For Hitler and his Christian Nazis during the Third Reich, sites of mass murder and extermination at the time of the Holocaust, must be "Paradise all around us", indeed. :jester:
Same old broken record. Hitler called himself a Christian for political purposes. His key advisors and SS members were pagan. Quakers are Christian. Are they Nazis, too? Do you think you could convice anybody of that? It's a logical fallacy to say that Some Christians were Nazis, therefore all Christians are Nazis, or are responsible for Nazis. But why bother replying to you. You never learn.
You haven't been paying attention. Two previous posts pointed out that there are two different versions of the creation sequence in the Bible--one with humans being created first (Gen.2), the other with humans being created last (Gen.1). As for your talkorigins reference, thanks. I don't feel the least bit bashed, because it confirms what I already believed. Most Christians, including some Evangelicals, are not Young Earth Creationists.

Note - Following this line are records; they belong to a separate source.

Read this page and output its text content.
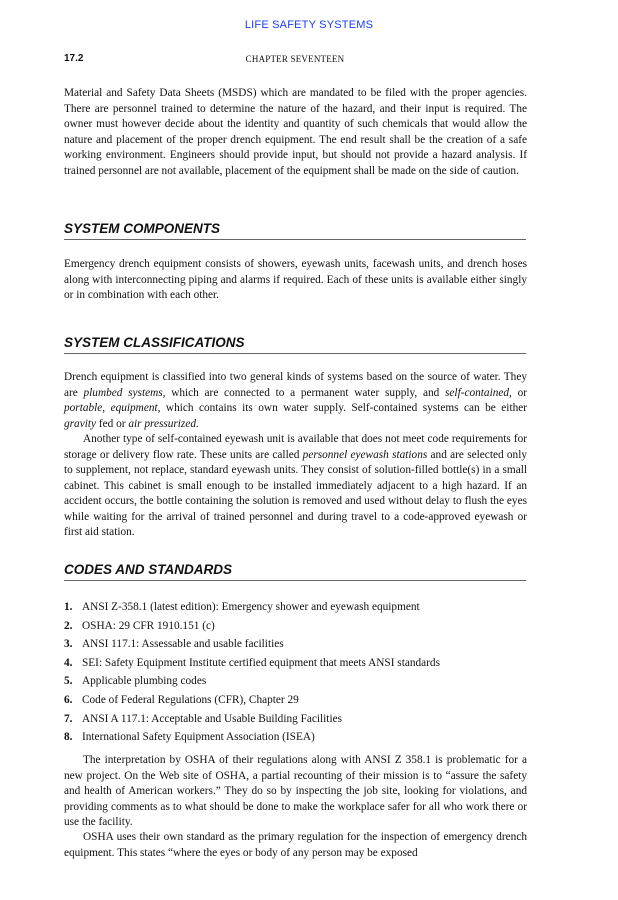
LIFE SAFETY SYSTEMS
17.2	CHAPTER SEVENTEEN

Material and Safety Data Sheets (MSDS) which are mandated to be filed with the proper agencies. There are personnel trained to determine the nature of the hazard, and their input is required. The owner must however decide about the identity and quantity of such chemicals that would allow the nature and placement of the proper drench equipment. The end result shall be the creation of a safe working environment. Engineers should provide input, but should not provide a hazard analysis. If trained personnel are not available, placement of the equipment shall be made on the side of caution.

SYSTEM COMPONENTS

Emergency drench equipment consists of showers, eyewash units, facewash units, and drench hoses along with interconnecting piping and alarms if required. Each of these units is available either singly or in combination with each other.

SYSTEM CLASSIFICATIONS

Drench equipment is classified into two general kinds of systems based on the source of water. They are plumbed systems, which are connected to a permanent water supply, and self-contained, or portable, equipment, which contains its own water supply. Self-contained systems can be either gravity fed or air pressurized.

Another type of self-contained eyewash unit is available that does not meet code requirements for storage or delivery flow rate. These units are called personnel eyewash stations and are selected only to supplement, not replace, standard eyewash units. They consist of solution-filled bottle(s) in a small cabinet. This cabinet is small enough to be installed immediately adjacent to a high hazard. If an accident occurs, the bottle containing the solution is removed and used without delay to flush the eyes while waiting for the arrival of trained personnel and during travel to a code-approved eyewash or first aid station.

CODES AND STANDARDS
1. ANSI Z-358.1 (latest edition): Emergency shower and eyewash equipment
2. OSHA: 29 CFR 1910.151 (c)
3. ANSI 117.1: Assessable and usable facilities
4. SEI: Safety Equipment Institute certified equipment that meets ANSI standards
5. Applicable plumbing codes
6. Code of Federal Regulations (CFR), Chapter 29
7. ANSI A 117.1: Acceptable and Usable Building Facilities
8. International Safety Equipment Association (ISEA)

The interpretation by OSHA of their regulations along with ANSI Z 358.1 is problematic for a new project. On the Web site of OSHA, a partial recounting of their mission is to “assure the safety and health of American workers.” They do so by inspecting the job site, looking for violations, and providing comments as to what should be done to make the workplace safer for all who work there or use the facility.

OSHA uses their own standard as the primary regulation for the inspection of emergency drench equipment. This states “where the eyes or body of any person may be exposed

I know, I shoulda clarified myself really. I was responding to Neo's post (and posted video). By the Christian bash bit, I meant that I was posting in a christian bashy thread in the christianity forum. Not that I thought that my post would be attacking the majority of Christians, sorry to have caused confusion.
what is your point? what does hitler's supposed religion have anything to do with christanity as a whole anyways?

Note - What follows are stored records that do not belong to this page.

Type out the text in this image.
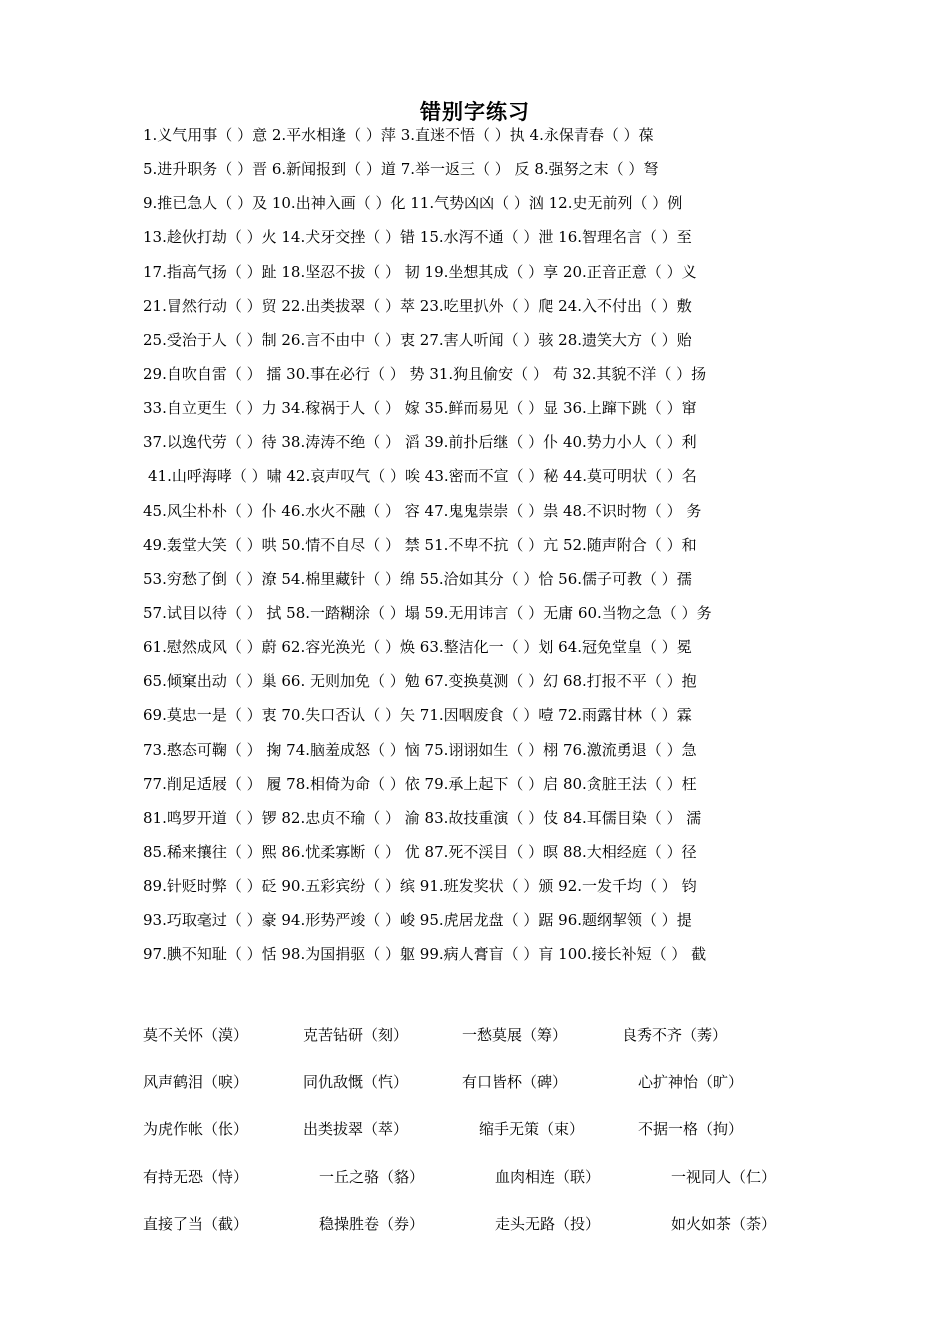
错别字练习
1.义气用事（ ）意 2.平水相逢（ ）萍 3.直迷不悟（ ）执 4.永保青春（ ）葆
5.进升职务（ ）晋 6.新闻报到（ ）道 7.举一返三（ ） 反 8.强努之末（ ）弩
9.推已急人（ ）及 10.出神入画（ ）化 11.气势凶凶（ ）汹 12.史无前列（ ）例
13.趁伙打劫（ ）火 14.犬牙交挫（ ）错 15.水泻不通（ ）泄 16.智理名言（ ）至
17.指高气扬（ ）趾 18.坚忍不拔（ ） 韧 19.坐想其成（ ）享 20.正音正意（ ）义
21.冒然行动（ ）贸 22.出类拔翠（ ）萃 23.吃里扒外（ ）爬 24.入不付出（ ）敷
25.受治于人（ ）制 26.言不由中（ ）衷 27.害人听闻（ ）骇 28.遗笑大方（ ）贻
29.自吹自雷（ ） 擂 30.事在必行（ ） 势 31.狗且偷安（ ） 苟 32.其貌不洋（ ）扬
33.自立更生（ ）力 34.稼祸于人（ ） 嫁 35.鲜而易见（ ）显 36.上蹿下跳（ ）窜
37.以逸代劳（ ）待 38.涛涛不绝（ ） 滔 39.前扑后继（ ）仆 40.势力小人（ ）利
41.山呼海哮（ ）啸 42.哀声叹气（ ）唉 43.密而不宣（ ）秘 44.莫可明状（ ）名
45.风尘朴朴（ ）仆 46.水火不融（ ） 容 47.鬼鬼崇崇（ ）祟 48.不识时物（ ） 务
49.轰堂大笑（ ）哄 50.情不自尽（ ） 禁 51.不卑不抗（ ）亢 52.随声附合（ ）和
53.穷愁了倒（ ）潦 54.棉里藏针（ ）绵 55.洽如其分（ ）恰 56.儒子可教（ ）孺
57.试目以待（ ） 拭 58.一踏糊涂（ ）塌 59.无用讳言（ ）无庸 60.当物之急（ ）务
61.慰然成风（ ）蔚 62.容光涣光（ ）焕 63.整洁化一（ ）划 64.冠免堂皇（ ）冕
65.倾窠出动（ ）巢 66. 无则加免（ ）勉 67.变换莫测（ ）幻 68.打报不平（ ）抱
69.莫忠一是（ ）衷 70.失口否认（ ）矢 71.因咽废食（ ）噎 72.雨露甘林（ ）霖
73.憨态可鞠（ ） 掬 74.脑羞成怒（ ）恼 75.诩诩如生（ ）栩 76.激流勇退（ ）急
77.削足适屐（ ） 履 78.相倚为命（ ）依 79.承上起下（ ）启 80.贪脏王法（ ）枉
81.鸣罗开道（ ）锣 82.忠贞不瑜（ ） 渝 83.故技重演（ ）伎 84.耳儒目染（ ） 濡
85.稀来攘往（ ）熙 86.忧柔寡断（ ） 优 87.死不渓目（ ）暝 88.大相经庭（ ）径
89.针贬时弊（ ）砭 90.五彩宾纷（ ）缤 91.班发奖状（ ）颁 92.一发千均（ ） 钧
93.巧取毫过（ ）豪 94.形势严竣（ ）峻 95.虎居龙盘（ ）踞 96.题纲挈领（ ）提
97.腆不知耻（ ）恬 98.为国捐驱（ ）躯 99.病人膏盲（ ）肓 100.接长补短（ ） 截
莫不关怀（漠）	克苦钻研（刻）	一愁莫展（筹）	良秀不齐（莠）
风声鹤泪（唳）	同仇敌慨（忾）	有口皆杯（碑）	心扩神怡（旷）
为虎作帐（伥）	出类拔翠（萃）	缩手无策（束）	不据一格（拘）
有持无恐（恃）	一丘之骆（貉）	血肉相连（联）	一视同人（仁）
直接了当（截）	稳操胜卷（券）	走头无路（投）	如火如茶（荼）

ha. this entire forum is christian bashing. you're checking out A-ok dude dont worry. I wasn't sure about the credibility of that vid, thanks for the link.

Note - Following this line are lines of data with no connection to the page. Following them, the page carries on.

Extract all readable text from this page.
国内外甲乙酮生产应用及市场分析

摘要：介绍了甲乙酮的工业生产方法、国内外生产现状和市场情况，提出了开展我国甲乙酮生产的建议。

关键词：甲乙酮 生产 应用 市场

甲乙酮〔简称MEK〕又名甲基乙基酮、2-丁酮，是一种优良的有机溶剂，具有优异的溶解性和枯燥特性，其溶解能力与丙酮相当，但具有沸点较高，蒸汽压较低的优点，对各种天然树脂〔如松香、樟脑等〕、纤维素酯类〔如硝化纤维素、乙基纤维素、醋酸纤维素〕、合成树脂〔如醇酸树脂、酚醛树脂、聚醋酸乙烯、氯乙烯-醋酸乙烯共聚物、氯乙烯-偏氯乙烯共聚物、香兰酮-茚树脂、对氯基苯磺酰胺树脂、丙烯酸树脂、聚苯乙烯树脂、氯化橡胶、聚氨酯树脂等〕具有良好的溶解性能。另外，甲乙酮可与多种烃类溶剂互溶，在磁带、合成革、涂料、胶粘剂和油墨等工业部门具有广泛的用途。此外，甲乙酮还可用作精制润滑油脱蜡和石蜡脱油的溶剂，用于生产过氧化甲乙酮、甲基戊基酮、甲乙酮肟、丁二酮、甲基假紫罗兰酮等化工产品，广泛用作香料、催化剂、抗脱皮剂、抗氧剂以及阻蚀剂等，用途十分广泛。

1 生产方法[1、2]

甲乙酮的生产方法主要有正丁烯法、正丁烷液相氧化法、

Hehe yeah, as much as it's free speech. I swear very little of each religious board's respective religion/belief system is actually discussed.
You need a logic class, especially one that deals with fallacies. It doesn't matter what Hitler was born or baptised as. Hitler was no Christian. Martin Luther King was a Christian. Are you calling him a Nazi? And by the way, using the term "junior" in an effort to diminish me is another shabby trick substituting for reason.
You continue to speak in generalities and insults without substance to back them up. I've read lots of history books. Which ones have you read?
I agree. Let's all chip in and help pay for his class. We might get some decent discussion out of him then.
"So it's not opportune to hurl ourselves now into a struggle with the churches. The best thing is to let Christianity die a natural death. A slow death has something comforting about it. The dogma of Christianity gets worn away before the advance of science. Religion will have to make more and more concessions. Gradually the myths crumble. All that's left is to prove that in nature there's no frontier between the organic and the inorganic. When understanding of the universe has become widespread, when the majority of men know that the stars are not sources of light but worlds - perhaps inhabited worlds like ours - then the Christian doctrine will be convicted of absurdity." Adolf Hitler privately in a letter to Heinrich Himmler, October 14, 1941. hmmm.... not exactly something I would expect a christian to say. If anything, Hitler was a new age occultist with pagan tendencies, and was probably the farthest thing from a Christian.